Pamiętam, gdy czułam się nie na miejscu w Seattle, kiedy Acacia odeszła. Byłam bardzo samotna. Nie mogłam się z tym pogodzić, dopóki nie poznałam Harry'ego. On był jedyną osobą, z którą nawiązałam relacje, jedyną, której ufałam. Jedyną, przy której czułam się komfortowo. I nie mam pojęcia czemu, nie powinnam tak się czuć. Nie powinnam mu tak ufać, ani mieć z nim jakiekolwiek relacje. Nie mieliśmy ze sobą nic wspólnego, a on był zboczonym dupkiem.

Ale to zrobiłam,

a teraz byliśmy tutaj.

...

Poruszyłam się, sprawdzając otoczenie. Moje zaspane oczy otworzyły się i znalazłam siebie wtuloną w Harry'ego.

Choć było to złe, nie mogłam siłą się od niego oderwać.

Było tak ciepło i przytulnie, nawet nie romantycznie. Po prostu przyjaźnie. On dawał ciepło, to znaczy co ze mną nie tak? On był zimny, ale jeśli się obudzi, wątpię, żeby go to obchodziło. Był bardzo chętny do tego, aby dać mi flanelową koszulę, więc mógł to dwa razy przemyśleć.

Spojrzałam na niego, on wciąż był, a jego wargi poruszały się lekko- drgają, kiedy śni.

Jego powieki zatrzepotały, kiedy zacisnął uścisk na mojej talii, a wkrótce i ja zasnęłam jak on.

Harry's POV

Kiedy jej ciało było bezwładne w moich ramionach, wiedziałem, że zasnęła.

Tak, nie spałem od jakiegoś czasu. Ale to nie było egoistyczne. Wiedziałem, że jeśli się obudzi, z pewnością się odsunie. A potem wychłodzi- zamarznie- jeśli nie to hipotermia. Więc, w pewnym sensie jestem hojny.

To jest takie dobre trzymać ją, wiedząc, że jest prawdziwa. Nie mogę sobie wyobrazić takich rzeczy.

Ale to było również okropne uczucie...

Wiedziałem, że oni nas śledzili, Charlie, Aiden i cała ich pierdolona grupa. Czemu nie mogą nas zostawić w spokoju? Charlotte nie ma z tym nic wspólnego, z naszą małą walką, która miała miejsce kilka lat temu. Ale oni czepiają się najdrobniejszych szczegółów. Rzeczywiście to co zrobiłem Taylor było okropne. Nadal żałuję tego po dziś dzień, nie powinienem tego nigdy robić. Powinienem zostać ukarany, zasługiwałem na to.

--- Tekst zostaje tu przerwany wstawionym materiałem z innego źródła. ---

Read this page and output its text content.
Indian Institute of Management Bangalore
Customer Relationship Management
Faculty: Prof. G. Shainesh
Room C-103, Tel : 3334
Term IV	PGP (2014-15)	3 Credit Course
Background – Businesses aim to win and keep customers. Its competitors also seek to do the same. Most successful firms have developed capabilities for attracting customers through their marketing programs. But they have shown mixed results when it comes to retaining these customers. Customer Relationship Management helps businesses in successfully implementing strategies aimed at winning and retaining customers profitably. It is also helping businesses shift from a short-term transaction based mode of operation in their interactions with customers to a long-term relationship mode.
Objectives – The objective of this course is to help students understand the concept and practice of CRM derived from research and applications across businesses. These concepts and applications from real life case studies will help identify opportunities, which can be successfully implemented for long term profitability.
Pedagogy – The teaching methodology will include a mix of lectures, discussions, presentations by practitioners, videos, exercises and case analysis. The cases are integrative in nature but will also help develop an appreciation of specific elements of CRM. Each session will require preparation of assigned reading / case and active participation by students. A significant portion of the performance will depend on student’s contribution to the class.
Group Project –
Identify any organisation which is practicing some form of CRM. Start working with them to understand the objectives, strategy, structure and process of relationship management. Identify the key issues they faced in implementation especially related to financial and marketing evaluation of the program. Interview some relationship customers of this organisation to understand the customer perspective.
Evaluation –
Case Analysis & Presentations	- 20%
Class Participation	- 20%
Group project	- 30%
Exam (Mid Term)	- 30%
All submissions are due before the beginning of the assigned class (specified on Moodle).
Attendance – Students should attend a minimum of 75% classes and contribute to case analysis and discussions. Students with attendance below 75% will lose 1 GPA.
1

Ale nie ona. Nie Kate. One nie zrobiły nic złego.

Nie widzieli Taylor? Była sławna, miała wszystko, co chciała, miała się dobrze. A gdzie była Kate? Nie żyła. A co się stało z Charlotte? Była w niebezpieczeństwie, ona była kurwa obserwowana! Dostałem moją karę, Kate dostała moją karę, ale Charlotte nie może. Nie pozwolę na to. Nie znowu.

Spojrzałem w dół, przeczesałem pacami jej włosy. Dlaczego nie możemy tu tak po prostu zostać?

Właśnie, dlaczego nie jest mi zimno w tym momencie? Byliśmy tu, razem. Ona była bezpieczna i była w moich ramionach. Nie walczyliśmy, byliśmy szczęśliwi.

Czułem, jakby tu nic nie mogło nas dotknąć, żadne złe rzeczy nie mogły mieć na nas wpływu. Jakbyśmy byli jedynymi ludźmi na świecie, ale wiedziałem, że to niemożliwe. Miałem świadomość, że nawet jakbym się mocno modlił o to, nie mogło się to stać.. Choć wiedziałem, że to złe, żałowałem, że nie mogłem zrobić zdjęcia i oprawić go w ramkę.

I uderzyła we mnie rzeczywistość.

Nie czułem zimna w tym momencie i nie mogłem zrobić zdjęcia. Ale mogłem zachować w pamięci i to zrobiłem. Musiałem przechować to na chwile, w których nie będzie miło. Kiedy nie będzie tak wesoło i bezpiecznie jak teraz. Wiedziałem, że to wkrótce nadejdzie.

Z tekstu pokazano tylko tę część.